Four cases of the omicron variant of COVID-19 have been identified in the District, officials announced Sunday in a news release from DC Health.
All four cases — three adult women and one adult man — are unrelated to each other. Three involved people who had recently traveled outside of the District, making trips to Florida and New York, Virginia, and Maryland. DC Health says it has been in touch with all close contacts of three of the cases. There were no known exposures or close contacts for one person.
All four of the individuals were fully vaccinated. One woman was known to have been eligible to get a booster shot, but hadn’t received it yet. The other three cases’ booster status was unknown.
One of the cases was affiliated with Georgetown University, according to an announcement from the university. The person, who is currently asymptomatic, had not been on campus since the Thanksgiving holiday, except to take a coronavirus test. The university conducted the test, and the sample was sequenced by a lab at the National Institutes of Health.
“There is no indication that transmission occurred on our campus. Georgetown’s weekly positivity rate still remains below 1%, even as we conducted more than 15,000 tests of students, faculty and staff in the weeks following the Thanksgiving holiday,” the university’s announcement continues. “Any Georgetown community members who test positive for COVID-19, including the Omicron variant, will continue to be notified by our contact tracing team and given instructions for isolation.”
DC Health said the news of the presence of the omicron variant underscores the need for residents to take precautions to avoid getting sick.

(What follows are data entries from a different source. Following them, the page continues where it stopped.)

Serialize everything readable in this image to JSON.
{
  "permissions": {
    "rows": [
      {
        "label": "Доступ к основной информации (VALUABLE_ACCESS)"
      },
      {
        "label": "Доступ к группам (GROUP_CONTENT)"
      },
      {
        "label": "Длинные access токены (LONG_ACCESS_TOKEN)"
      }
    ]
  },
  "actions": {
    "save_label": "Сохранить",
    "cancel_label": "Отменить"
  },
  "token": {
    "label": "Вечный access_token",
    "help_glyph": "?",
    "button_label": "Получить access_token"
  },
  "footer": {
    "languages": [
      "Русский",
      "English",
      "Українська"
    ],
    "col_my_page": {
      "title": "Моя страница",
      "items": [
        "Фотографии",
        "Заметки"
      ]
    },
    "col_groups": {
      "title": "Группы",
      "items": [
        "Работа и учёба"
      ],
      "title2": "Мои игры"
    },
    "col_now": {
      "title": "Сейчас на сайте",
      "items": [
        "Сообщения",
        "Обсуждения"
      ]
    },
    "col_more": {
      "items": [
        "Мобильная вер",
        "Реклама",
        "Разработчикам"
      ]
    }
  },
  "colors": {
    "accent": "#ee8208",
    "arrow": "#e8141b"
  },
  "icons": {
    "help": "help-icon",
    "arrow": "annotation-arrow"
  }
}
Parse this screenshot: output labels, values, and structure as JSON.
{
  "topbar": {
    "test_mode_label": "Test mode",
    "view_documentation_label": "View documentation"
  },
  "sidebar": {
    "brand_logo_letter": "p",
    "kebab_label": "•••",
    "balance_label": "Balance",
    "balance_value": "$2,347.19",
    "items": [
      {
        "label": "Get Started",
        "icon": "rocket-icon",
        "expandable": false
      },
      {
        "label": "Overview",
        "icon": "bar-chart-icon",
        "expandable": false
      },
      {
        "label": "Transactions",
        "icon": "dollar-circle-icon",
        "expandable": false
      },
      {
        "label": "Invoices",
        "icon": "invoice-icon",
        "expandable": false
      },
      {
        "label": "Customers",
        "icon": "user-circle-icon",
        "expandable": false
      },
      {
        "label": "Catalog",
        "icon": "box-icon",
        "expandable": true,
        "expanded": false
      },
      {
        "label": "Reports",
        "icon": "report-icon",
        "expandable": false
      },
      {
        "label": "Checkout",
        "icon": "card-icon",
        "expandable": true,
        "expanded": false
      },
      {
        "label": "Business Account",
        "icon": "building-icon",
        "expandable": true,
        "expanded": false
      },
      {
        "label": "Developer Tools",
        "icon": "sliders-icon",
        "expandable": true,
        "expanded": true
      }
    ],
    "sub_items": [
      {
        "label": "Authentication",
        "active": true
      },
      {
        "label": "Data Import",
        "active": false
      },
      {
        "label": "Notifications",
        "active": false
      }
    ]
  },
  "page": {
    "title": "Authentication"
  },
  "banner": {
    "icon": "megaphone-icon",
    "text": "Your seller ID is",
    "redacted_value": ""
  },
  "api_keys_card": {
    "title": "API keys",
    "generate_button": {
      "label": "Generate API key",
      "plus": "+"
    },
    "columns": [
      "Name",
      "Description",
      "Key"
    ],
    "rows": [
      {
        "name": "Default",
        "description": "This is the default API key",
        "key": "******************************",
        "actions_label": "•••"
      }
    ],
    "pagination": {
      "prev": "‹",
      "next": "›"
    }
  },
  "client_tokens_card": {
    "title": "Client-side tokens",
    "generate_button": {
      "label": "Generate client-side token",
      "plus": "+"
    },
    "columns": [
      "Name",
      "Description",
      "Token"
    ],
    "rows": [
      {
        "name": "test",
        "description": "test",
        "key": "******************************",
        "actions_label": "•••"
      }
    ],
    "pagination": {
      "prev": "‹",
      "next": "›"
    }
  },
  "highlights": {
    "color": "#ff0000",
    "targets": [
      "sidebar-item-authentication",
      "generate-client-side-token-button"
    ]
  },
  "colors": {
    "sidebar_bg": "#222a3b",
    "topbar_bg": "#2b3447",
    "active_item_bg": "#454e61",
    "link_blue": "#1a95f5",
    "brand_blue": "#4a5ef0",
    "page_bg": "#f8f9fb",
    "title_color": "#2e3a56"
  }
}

“The recent emergence of the Omicron variant further emphasizes the importance of vaccination, boosters, and prevention strategies (e.g. masking, washing your hands frequently, choosing activities wisely, and physically distancing from others) needed to protect against COVID-19,” the department said in the news release.
Cases of the omicron variant have been previously identified across the region, first in Maryland and then in Virginia. In Maryland, two of the cases appeared in a household where someone had recently traveled to South Africa, the country where the variant was first identified. In Virginia, the commonwealth’s first case had only traveled domestically.
There could easily be more cases of the omicron variant in the region, too. To identify just one, scientists have to perform genomic sequencing on existing positive coronavirus test samples. As always throughout the pandemic, there are days-long lags in time between infection and detection of the virus, making it impossible for public health experts to know exactly how many cases of the virus or the variant there are in the community at any given time.
The World Health Organization listed the omicron variant as a “variant of concern” in late November. The classification came after public health experts saw a significant rise in cases in South Africa that coincided with the variant’s detection (cases in South Africa exploded from a few hundred new ones per day in mid-November to about 4,500 per day recently). Early data suggests that omicron may be even more transmissible than the highly transmissible delta variant. Delta is still the dominant variant in the U.S., making up for 99.9% of infections, according to CDC estimates.
There are also concerns that the variant’s many mutations might help it evade existing vaccines, particularly vaccine protection against initial infection. Vaccines are still thought to protect against severe disease caused by the omicron variant.
Health officials in the D.C. region and around the country are calling for anyone eligible for a booster shot — that is, adults and children 16 years and older who are 6 months out from their initial course of the vaccine — to go out and get one as soon as possible. The heightened immunity resulting from a booster may help recoup some of the effectiveness of the vaccines against the omicron variant.
It’s not yet clear if the omicron variant causes more severe illness than other strains of COVID-19, but there are some early indications that existing cases linked to the variant have been mild.